KANSAS CITY -- In a season old enough that trends are starting to have some meaning, one has definitely emerged for the 2010 Cardinals: If the starting pitcher doesn't win the game for them, they're probably not going to win. On Sunday, Jaime Garcia did not win the game for them.

  • 134 wins
  • 118 wins

Garcia, in fact, endured the worst start of his young Major League career, taking the defeat as the Cards fell to the Royals, 10-3, at Kauffman Stadium. The rookie left-hander retired all of six batters, allowing five runs on four hits and two walks. From the beginning, he didn't look right to manager Tony La Russa and pitching coach Dave Duncan, and he never got right. So the hook was quick with Garcia, who ended up throwing 45 pitches.

The game was hardly all on Garcia, as the Cardinals' bullpen had some rocky moments and the offense missed two golden chances to jump on Royals starter Bruce Chen. In a sense, though, nearly every game is on the starter for this team. St. Louis is now 10-23 when its starting pitcher allows three or more runs.

Garcia reached that point through eight batters.

"It's just one of those days," Garcia said. "It's going to happen. That's part of the game. You've got to find a way to go out there and keep battling. Find a way to keep it working. Your stuff isn't going to be there every day. So you've got to find a way to get it done, find a way to keep going and find a way to keep the team in the game."

The loss kept the Cardinals from regaining first place in the National League Central. Cincinnati lost, so the Reds' margin remains at one-half game over the Redbirds atop the division.

When Garcia is right, he pitches by the fundamentals. He gets ahead by throwing strikes with his fastball, then he finishes hitters off with his breaking pitches. On Sunday, he scarcely ever got ahead, and he couldn't induce swings-and-misses, either.

Of the 18 batters to face Garcia, 12 took a first-pitch ball. Not once did a Royals hitter swing and miss at one of Garcia's pitches. If you can't get ahead, and you can't get hitters to chase pitches that are out of the zone, you're going to have a bad day.
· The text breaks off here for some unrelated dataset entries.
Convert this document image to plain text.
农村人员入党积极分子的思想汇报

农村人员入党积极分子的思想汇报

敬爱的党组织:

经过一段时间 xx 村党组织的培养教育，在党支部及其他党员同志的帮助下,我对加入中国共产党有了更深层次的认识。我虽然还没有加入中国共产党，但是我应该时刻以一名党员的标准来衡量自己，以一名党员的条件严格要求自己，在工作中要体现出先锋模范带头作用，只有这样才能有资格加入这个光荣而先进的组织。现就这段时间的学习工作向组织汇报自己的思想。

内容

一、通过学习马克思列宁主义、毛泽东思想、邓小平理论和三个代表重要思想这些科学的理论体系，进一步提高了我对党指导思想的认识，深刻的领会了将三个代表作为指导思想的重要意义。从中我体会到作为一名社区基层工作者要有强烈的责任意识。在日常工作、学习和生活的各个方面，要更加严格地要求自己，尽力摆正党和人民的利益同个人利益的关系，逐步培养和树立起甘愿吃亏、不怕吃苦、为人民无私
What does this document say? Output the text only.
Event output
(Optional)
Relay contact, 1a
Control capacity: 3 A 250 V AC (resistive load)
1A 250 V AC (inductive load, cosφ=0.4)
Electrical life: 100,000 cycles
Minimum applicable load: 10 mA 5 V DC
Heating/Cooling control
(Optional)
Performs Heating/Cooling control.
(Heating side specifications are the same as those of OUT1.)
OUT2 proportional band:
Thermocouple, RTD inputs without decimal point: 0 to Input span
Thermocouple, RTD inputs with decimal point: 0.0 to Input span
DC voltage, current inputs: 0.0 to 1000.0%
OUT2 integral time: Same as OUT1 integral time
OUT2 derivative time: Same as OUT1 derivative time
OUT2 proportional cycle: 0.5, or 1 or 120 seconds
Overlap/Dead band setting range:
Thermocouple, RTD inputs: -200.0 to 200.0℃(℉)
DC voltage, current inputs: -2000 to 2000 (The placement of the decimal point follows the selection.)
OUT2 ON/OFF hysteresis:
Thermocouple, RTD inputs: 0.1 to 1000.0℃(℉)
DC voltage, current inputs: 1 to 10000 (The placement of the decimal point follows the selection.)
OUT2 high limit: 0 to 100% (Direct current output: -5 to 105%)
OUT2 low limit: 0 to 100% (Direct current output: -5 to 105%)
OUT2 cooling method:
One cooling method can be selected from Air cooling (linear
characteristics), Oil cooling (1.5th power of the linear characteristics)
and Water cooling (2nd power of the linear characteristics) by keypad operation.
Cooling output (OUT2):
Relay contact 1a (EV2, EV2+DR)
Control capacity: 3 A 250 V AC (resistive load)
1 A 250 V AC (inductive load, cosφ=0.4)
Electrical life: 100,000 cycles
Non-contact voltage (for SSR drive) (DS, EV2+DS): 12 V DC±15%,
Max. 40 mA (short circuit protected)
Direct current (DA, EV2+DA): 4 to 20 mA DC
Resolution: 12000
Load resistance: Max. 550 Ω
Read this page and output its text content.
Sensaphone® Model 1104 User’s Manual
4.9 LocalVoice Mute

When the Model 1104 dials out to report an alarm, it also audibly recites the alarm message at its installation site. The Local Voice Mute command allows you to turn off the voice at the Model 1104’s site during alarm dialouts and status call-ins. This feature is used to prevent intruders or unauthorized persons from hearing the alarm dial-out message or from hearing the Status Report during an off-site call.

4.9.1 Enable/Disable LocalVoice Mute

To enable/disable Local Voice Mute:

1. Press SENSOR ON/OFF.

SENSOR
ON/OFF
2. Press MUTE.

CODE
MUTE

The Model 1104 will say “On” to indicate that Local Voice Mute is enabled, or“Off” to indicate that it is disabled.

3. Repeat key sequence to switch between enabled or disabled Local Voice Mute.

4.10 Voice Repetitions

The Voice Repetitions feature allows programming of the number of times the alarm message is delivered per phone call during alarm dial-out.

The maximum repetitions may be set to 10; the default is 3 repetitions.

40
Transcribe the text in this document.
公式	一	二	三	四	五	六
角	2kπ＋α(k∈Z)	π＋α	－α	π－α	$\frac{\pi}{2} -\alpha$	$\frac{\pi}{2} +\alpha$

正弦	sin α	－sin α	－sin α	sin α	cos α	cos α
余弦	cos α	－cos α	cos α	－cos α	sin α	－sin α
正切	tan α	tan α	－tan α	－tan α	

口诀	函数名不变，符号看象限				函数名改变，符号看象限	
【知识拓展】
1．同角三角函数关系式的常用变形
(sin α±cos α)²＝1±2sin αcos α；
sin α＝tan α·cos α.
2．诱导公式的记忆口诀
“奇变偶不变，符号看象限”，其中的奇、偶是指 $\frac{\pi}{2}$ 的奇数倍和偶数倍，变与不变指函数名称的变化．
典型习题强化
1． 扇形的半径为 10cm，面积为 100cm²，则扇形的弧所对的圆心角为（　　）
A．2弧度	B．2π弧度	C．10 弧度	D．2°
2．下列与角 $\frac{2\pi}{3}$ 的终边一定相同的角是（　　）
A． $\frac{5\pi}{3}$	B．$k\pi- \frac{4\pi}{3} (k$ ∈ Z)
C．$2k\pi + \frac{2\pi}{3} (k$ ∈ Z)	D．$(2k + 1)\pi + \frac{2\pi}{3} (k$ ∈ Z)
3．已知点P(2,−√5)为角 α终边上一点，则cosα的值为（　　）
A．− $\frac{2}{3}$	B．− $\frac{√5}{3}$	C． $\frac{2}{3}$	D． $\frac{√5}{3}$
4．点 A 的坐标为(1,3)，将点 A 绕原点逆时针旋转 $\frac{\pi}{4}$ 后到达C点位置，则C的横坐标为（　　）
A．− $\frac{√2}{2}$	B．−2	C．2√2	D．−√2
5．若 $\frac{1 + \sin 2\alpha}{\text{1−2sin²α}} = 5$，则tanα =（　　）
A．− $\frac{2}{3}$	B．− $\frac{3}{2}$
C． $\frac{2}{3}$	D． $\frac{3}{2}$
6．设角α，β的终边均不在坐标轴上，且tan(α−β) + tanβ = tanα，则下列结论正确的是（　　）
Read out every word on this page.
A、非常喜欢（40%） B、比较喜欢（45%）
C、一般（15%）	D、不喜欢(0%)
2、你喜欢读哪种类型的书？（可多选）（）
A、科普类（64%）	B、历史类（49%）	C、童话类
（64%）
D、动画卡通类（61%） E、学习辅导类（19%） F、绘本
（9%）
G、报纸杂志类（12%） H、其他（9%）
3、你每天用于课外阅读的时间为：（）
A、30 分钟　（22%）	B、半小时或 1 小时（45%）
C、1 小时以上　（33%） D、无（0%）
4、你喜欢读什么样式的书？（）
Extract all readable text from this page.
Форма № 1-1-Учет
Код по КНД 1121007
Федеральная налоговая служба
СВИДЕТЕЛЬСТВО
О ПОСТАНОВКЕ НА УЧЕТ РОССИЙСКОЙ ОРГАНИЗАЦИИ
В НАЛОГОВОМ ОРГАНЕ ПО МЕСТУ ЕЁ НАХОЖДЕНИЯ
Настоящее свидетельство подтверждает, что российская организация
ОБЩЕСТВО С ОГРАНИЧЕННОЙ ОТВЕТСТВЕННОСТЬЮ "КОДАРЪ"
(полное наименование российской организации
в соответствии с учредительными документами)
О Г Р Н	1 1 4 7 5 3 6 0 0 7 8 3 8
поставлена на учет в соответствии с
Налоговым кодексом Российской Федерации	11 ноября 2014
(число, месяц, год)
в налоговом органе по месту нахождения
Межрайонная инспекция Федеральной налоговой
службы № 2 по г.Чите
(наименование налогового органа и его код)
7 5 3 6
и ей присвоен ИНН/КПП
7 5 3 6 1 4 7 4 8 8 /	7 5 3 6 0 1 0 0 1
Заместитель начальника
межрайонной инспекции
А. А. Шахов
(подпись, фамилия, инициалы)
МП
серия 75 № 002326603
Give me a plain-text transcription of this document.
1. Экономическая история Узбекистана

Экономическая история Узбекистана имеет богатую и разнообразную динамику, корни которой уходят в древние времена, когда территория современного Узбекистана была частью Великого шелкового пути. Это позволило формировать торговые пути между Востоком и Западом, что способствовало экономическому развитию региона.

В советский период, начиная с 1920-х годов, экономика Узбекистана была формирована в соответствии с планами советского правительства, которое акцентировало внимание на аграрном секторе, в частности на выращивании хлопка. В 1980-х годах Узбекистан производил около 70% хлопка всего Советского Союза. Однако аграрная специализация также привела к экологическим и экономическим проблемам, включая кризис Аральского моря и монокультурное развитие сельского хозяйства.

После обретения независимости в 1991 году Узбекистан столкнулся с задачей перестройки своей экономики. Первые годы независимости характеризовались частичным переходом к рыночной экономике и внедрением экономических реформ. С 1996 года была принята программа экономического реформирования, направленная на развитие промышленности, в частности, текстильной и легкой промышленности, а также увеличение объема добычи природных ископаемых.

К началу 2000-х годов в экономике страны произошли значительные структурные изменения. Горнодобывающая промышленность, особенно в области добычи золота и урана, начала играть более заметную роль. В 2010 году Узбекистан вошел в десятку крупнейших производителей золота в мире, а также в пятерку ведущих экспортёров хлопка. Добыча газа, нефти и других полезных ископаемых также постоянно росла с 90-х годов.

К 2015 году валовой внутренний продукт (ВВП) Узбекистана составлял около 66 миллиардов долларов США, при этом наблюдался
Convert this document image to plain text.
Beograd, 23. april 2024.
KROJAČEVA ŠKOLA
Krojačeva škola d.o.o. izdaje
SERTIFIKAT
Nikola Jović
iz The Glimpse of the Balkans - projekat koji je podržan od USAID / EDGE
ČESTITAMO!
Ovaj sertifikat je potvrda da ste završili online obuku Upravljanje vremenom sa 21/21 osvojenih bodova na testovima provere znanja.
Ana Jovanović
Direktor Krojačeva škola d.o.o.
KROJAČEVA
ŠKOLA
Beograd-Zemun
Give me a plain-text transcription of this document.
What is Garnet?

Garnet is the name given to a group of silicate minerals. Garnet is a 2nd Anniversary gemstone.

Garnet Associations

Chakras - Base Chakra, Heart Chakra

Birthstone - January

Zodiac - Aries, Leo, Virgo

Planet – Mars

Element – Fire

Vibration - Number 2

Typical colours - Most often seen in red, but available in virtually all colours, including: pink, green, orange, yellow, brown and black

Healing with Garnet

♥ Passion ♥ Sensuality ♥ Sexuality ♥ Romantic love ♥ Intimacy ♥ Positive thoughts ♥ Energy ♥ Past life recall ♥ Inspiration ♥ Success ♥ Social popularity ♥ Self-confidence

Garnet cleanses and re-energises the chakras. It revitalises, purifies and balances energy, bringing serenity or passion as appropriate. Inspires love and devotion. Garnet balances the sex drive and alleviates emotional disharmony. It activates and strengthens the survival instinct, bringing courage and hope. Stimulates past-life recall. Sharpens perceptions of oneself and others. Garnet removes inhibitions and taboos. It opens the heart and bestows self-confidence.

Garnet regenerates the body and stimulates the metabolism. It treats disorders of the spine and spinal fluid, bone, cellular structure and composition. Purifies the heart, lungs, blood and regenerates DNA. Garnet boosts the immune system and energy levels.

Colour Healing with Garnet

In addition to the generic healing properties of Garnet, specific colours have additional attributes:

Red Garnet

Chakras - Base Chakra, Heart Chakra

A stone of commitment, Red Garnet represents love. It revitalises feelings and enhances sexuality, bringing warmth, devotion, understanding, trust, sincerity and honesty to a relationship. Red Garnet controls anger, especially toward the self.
"On video it looked like he had a pretty good changeup. I think his stuff is definitely there," said the Royals' Willie Bloomquist. "It just seemed like he fell behind a lot of hitters and he had to come down the middle of the plate and guys got him a little bit."

Even in a 1-2-3 first inning, Garcia looked somewhat shaky to his manager. He seemed to find something early in the second, but with two outs he faltered. He issued a pair of walks, then served up a home run to Wilson Betemit that made it 3-0. He got out of the second without further damage, but three singles opened the third inning and chased him from the game.

"'Dunc' came out and said he just didn't warm up well, so there was no way we were going to push him," La Russa said. "In the first inning, you could see it. The second inning, first couple hitters, I thought he threw the ball better. Then he walked the two, and I said this is not a good day to have him reach too deep."

Still, it could have been a different game but for two missed chances early. St. Louis loaded the bases before Chen got the game's first out, but a sacrifice fly from Matt Holliday was all the Redbirds could manage in the first. In the second, Albert Pujols drilled a fly ball to center field with two men on, but it died harmlessly and the Cards stranded two more runners.

"I hit it good," Pujols said, "but I knew as soon as I hit it off my bat it wasn't going to carry that much. ... I put a good swing. As soon as I hit that one, I knew it was too high to get out. He made a good pitch down and away and I went with it. I wish it would have gone out, but it didn't."

After that, the Cardinals got nothing until the game was out of reach. Pujols and Colby Rasmus hit solo homers of little consequence for the visitors and a six-game Interleague road trip came to an end with a 3-3 mark. The Cards finished Interleague Play with a 9-6 record.